How then do we go about doing this? Well, SPACE is essentially made up of three key components: our facilities, our people and our processes.
We have a number of state of the art facilities designed to help us fulfil our innovation capability. They provide an environment conducive to innovative thinking and problem solving as well as having the technology required to back up ideas.
Our diverse team of people includes skilled human factors experts, designers, software developers and system engineers providing us with the capability to get to the root cause of our customers’ challenges, visualise solutions and create prototypes enabling us to bring emerging concepts to life.
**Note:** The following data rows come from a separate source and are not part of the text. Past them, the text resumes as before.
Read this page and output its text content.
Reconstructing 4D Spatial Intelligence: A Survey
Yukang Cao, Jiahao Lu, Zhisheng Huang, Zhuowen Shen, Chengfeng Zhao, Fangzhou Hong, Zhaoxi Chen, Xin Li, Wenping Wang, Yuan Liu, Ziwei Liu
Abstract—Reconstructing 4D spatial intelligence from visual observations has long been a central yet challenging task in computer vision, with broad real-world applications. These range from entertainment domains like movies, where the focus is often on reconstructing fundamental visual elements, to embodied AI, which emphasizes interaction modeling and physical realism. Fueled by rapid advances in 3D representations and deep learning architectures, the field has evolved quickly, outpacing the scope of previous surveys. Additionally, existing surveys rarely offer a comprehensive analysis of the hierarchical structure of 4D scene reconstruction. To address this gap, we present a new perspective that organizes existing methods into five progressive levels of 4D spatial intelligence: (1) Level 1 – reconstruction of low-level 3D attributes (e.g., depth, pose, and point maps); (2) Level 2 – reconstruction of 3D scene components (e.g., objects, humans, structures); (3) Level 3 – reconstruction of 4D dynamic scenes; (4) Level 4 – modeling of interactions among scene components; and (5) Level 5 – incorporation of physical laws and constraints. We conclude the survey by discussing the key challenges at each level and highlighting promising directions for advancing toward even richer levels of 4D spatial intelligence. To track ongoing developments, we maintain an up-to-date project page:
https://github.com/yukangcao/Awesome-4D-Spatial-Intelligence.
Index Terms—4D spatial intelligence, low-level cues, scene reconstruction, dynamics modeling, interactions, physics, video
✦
The value of doing this is immeasurable. Being able to draw customers, suppliers and staff into an immersive picture you’ve painted makes communicating with them so much more effective than simply trying to explain abstract ideas or relying on written documents.
Part of the value of SPACE is discovering when a concept will not work: too often companies find out after the fact and to great expense. The ability to fast-prototype means when we fail, we fail faster (and therefore cheaper!) This enables us to be bolder and to push back boundaries to deliver genuinely industry changing concepts.
For example, the idea of a triangular merge to reduce holding seemed a good idea in theory but in practise, using SPACE facilities, we quickly saw that it would not work; historically it would have taken many man hours to run a large scale simulation to get to this place.
We’ve had successes too! A good example is the creation of a tool to help our airline customers improve their environmental performance. It is built on our flight efficiency metric, known as 3Di, which effectively scores an aircraft’s efficiency for a given flight.
The tool we have created identifies and visualises the aircraft’s trajectory, highlighting sub-optimal phases of flight, thus enabling us to make recommendations/decisions to bring improvements, enabling a reduction in CO2 and fuel burn.
Below are two videos of tools we’ve used in SPACE to rapidly visualise airspace and test concepts. The first shows an adapted gaming engine created by ALTRAN, where an individual uses gesture control in front of a large screen to move around airspace in real time. The second shows a tool that was built on the ALTRAN engine to allow a user to walk around airspace and simulate safety related incidents. Both came from ideas sessions and were rapidly created and deployed for use as part of the SPACE capability.
In designing solutions, we put the user at the centre to ensure we are capturing the true essence of the problem we are trying to solve, or the opportunity we are trying to exploit.
But what we don’t do is ask them to come up with the solution themselves, rather we take a collaborative approach bringing together the users with the experts in solution design to ensure what we come up with is fit for purpose and the best it can possibly be.
Through this collaborative approach, bringing people together from diverse backgrounds, with different perspectives, we raise the bar of creativity.
We’re really happy that we’ve created a dedicated SPACE to innovate at NATS. Whilst a relatively new facility, it’s already engaging the business, tapping into creativity and delivering tangible benefits to the operation.